There are a variety of ways to encourage your members to be a part of your online microcommunity. Last year, the Cornerstone League identified a simple one: Don’t ask members to pay for the privilege.
Cornerstone League is a trade association representing credit unions in Kansas, Arkansas, Missouri, Texas, and Oklahoma. It had gone through a series of restructurings and mergers that were completed in 2023, which included online communities for its various council groups dedicated to different parts of credit union operations. Previously, Cornerstone had members pay an annual $25 fee for group access. After the merger, it changed tactics and decided to treat it as a member benefit.

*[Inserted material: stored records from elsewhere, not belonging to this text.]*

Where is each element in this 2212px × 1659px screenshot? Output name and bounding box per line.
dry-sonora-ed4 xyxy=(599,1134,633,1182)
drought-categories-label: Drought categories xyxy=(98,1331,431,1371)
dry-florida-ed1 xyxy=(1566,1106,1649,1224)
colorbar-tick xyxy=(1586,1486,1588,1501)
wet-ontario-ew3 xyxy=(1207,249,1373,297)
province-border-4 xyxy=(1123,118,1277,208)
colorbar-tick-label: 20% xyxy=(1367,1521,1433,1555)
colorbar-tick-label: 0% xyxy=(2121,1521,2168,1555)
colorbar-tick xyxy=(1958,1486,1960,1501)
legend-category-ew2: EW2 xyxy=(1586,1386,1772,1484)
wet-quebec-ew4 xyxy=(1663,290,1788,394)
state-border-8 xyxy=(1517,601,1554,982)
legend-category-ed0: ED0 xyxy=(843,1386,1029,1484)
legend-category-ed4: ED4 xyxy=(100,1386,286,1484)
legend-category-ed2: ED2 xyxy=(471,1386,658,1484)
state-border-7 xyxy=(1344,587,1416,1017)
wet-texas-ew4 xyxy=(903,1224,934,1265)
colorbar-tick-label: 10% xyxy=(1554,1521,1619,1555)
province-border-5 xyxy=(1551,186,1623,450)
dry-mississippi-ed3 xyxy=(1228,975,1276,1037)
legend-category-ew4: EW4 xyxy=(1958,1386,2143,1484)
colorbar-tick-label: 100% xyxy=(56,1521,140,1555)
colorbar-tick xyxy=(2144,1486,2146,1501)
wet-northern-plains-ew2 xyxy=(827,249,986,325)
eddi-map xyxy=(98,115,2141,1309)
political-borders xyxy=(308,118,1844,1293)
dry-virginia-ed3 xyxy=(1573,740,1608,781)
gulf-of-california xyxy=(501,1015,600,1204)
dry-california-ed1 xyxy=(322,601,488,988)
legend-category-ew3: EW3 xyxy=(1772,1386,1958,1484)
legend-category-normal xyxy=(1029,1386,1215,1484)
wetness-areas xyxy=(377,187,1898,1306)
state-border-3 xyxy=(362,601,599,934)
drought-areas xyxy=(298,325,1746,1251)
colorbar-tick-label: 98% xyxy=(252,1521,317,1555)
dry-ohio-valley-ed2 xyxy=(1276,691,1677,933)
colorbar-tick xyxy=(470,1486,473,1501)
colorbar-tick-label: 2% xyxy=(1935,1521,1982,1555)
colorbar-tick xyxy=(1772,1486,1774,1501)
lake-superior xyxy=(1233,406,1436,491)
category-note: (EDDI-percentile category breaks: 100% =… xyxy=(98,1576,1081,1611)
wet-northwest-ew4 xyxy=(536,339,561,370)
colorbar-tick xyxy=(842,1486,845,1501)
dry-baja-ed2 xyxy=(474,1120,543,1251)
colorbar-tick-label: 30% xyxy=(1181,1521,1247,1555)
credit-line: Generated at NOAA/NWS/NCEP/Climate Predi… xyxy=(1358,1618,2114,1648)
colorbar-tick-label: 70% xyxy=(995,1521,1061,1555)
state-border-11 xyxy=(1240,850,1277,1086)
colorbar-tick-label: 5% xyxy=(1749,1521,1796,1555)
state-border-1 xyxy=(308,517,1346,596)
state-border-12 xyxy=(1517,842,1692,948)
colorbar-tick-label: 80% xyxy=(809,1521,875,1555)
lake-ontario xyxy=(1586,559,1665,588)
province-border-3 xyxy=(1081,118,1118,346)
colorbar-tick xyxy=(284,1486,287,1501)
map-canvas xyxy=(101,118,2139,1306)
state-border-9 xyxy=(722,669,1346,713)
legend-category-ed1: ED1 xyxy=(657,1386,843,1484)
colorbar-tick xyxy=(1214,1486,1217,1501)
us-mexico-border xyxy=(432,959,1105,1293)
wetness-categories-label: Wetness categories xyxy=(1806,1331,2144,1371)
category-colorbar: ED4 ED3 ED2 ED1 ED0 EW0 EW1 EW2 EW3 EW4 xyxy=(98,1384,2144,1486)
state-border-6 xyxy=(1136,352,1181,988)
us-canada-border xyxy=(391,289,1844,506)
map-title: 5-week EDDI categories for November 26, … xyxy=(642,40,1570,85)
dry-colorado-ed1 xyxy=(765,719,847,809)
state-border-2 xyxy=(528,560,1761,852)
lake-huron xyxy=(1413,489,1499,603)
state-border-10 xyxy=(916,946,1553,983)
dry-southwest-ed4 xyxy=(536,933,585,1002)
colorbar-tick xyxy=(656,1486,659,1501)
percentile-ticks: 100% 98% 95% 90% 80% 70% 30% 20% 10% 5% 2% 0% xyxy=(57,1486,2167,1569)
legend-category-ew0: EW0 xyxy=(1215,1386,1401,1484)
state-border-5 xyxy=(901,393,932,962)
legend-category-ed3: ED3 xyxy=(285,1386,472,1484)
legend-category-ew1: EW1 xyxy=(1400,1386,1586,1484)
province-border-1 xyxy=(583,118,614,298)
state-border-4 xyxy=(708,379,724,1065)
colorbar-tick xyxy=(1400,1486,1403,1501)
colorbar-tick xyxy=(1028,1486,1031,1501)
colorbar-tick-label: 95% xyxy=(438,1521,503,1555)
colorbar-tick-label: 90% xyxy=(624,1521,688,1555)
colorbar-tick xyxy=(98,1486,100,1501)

“We thought, ‘Let’s rip that barrier off,’” says Cornerstone League VP of Operations and Engagement Sarah Bowman. “The Kansas and Missouri credit unions [whose group had merged with Cornerstone] are not used to paying that. It’s not like we were dependent on that income.”
With the groups established and the additional price tag removed, the association could focus more on supporting the individual parts of the association’s communities and launched new ones for young professionals and CEOs. To stoke engagement, Bowman says, the association asks each community to produce a number of “virtual engagement opportunities” such as webinars, alongside topical discussions. “We’re connectors, we’re the place that facilitates cooperation among the cooperatives, so this gives us another means to connect,” Bowman says.
Post-COVID Growth
Online communities, like those run by the Cornerstone League, have played an increasingly substantial role in an association’s operations since the COVID-19 pandemic prompted members to move their connections online.
“Before COVID, there wasn’t really too much engagement in that area of the application,” says Davendra Raghubir, project manager for AMO, an AMS platform. “A lot of stuff for associations were always in person. Once COVID happened, all of a sudden, I was getting requests every single week, people asking us about our group system.”
Carrie Hartin, president of MCI USA, an association consultancy, says that for many associations those communities have become places where members can discuss issues with more immediacy and flexibility.
“In places where it’s been harder for members to discuss more timely issues, those microcommunities have had a lot of purpose,” Hartin says.